Tekoşîn Ozan, “Savaşın Türk ekonomisine getirdiği yıkım, siyasal kurumlardaki kriz ve toplumsal parçalanma açıkça ortadadır” diyerek, Kürt sorununun çözümünün yalnızca silahların bırakılması ya da güvenlikçi yaklaşımlarla sınırlanamayacağını dile getirdi. Tekoşîn Ozan konuşmasını şöyle sürdürdü: “Bu anlamda Kürt sorununun çözümü sadece Kürtlerin sorununun çözülmesi değildir; Türkiye halklarının, emekçilerinin, kadınlarının sorunlarının çözümüne dönük yaklaşım belirlemektir. Buna yönelik adımlar atmaktır. Bu anlamda genel bir demokratikleşme ve özgürleşme sorunu olarak tanımlıyoruz.”

‘Bu kadar güçlü bir dönüşüm sağlamak da bir mücadele gerektiriyor’

Tekoşîn Ozan, çözüm sürecinin ancak demokratikleşme ve özgürlük temelinde ilerleyebileceğini belirterek, konuşmasını şöyle tamamladı:

“Kürt sorunu konusunda inkâr, imha ya da ‘terör’ tanımlamaları çözüm üretmedi. 50 yıllık deneyim bunun böyle işlemeyeceğini gösterdi. Bugün gelinen noktada hâlâ çözümü PKK’nin silah bırakmasına indirgemek, süreci daraltmak olur. Oysa asıl olan, yasal ve anayasal adımlarla toplumsal dönüşümü mümkün kılmaktır.

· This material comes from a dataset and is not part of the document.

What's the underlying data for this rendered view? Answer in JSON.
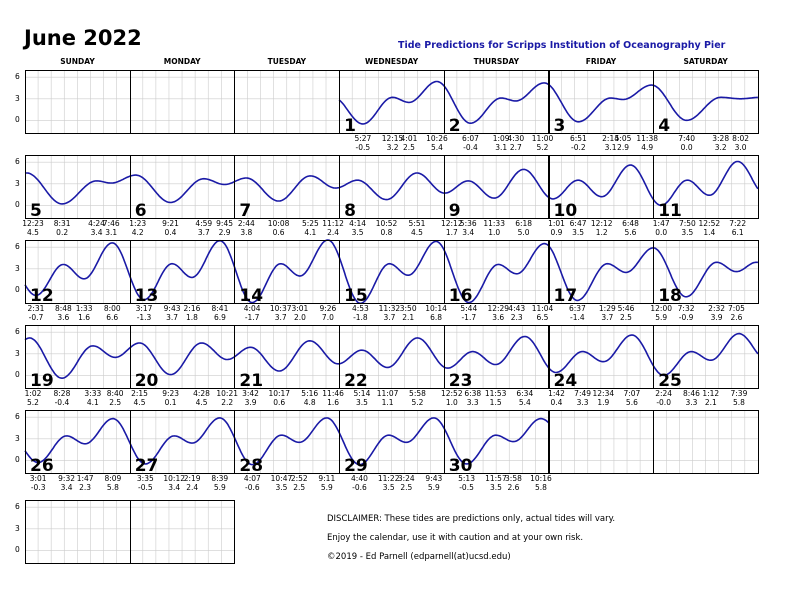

Bunun turnusol kâğıdı, Kürt sorununa yaklaşımdır. Kürt sorunu konusunda inkâr, imha ya da “terörle” sınırlandıran tanımlamalar çözüm getirmez. Şimdiye kadar getirmedi. 50 yıllık bir deneyim var. Bundan sonra da getirmez. Eminim herkes bunun farkındadır. Herkes bunu böyle anlıyordur. Türkiye halklarının da zaten çözüme yaklaşımının olumlu olduğuna dönük çok fazla veri var. Kürt halkı zaten bu konuda son derece duyarlı, politikleşmiş bir halk. Ve gerçekten çözümden yana olan, demokratik zihniyeti önemli oranda gelişmiş olan bir halk. Dolayısıyla bu tablonun içerisinde durumu hâlâ PKK’nin silah bırakması ya da “terör” sorunu olarak tanımlanması çözüme katkı sunmaz. Doğru da olmaz. Doğru olan, sürecin gelişmesine dönük yasal-anayasal adımları atmak, bu konuda dilden tutalım yaklaşıma kadar kardeşlik üslubunu, dilini, kardeşlik yaklaşımını ve yasalarını geliştirmektir. Bu, ardından derinleştirilecek bir biçimde toplumun güçlenmesini sağlayabilecek, kendini örgütleme hakkını, kadınların özgürlük bilincini ve toplumsal yaşam içerisindeki duruşunu güçlendirebilecek örgütlenme, mücadele etme hakkını garanti altına almak gerekiyor. Bunların hepsi için mücadele gerekiyor. Bu kolay bir şey değil. Yani bu kadar güçlü bir dönüşüm sağlamak da bir mücadele gerektiriyor. Şu anda bizim burada yaptığımız tören de bir mücadele yöntemi aslında. Yani bir değişim-dönüşüm sürecine katkı sunma temelinde bir mücadele yöntemidir. Demokratikleşmeye dönük iyi niyet yaklaşımı gösterip adımların bu kulvarda atılmasına dönük ön açıcı bir yaklaşımdır. Umarız böyle devam eder.”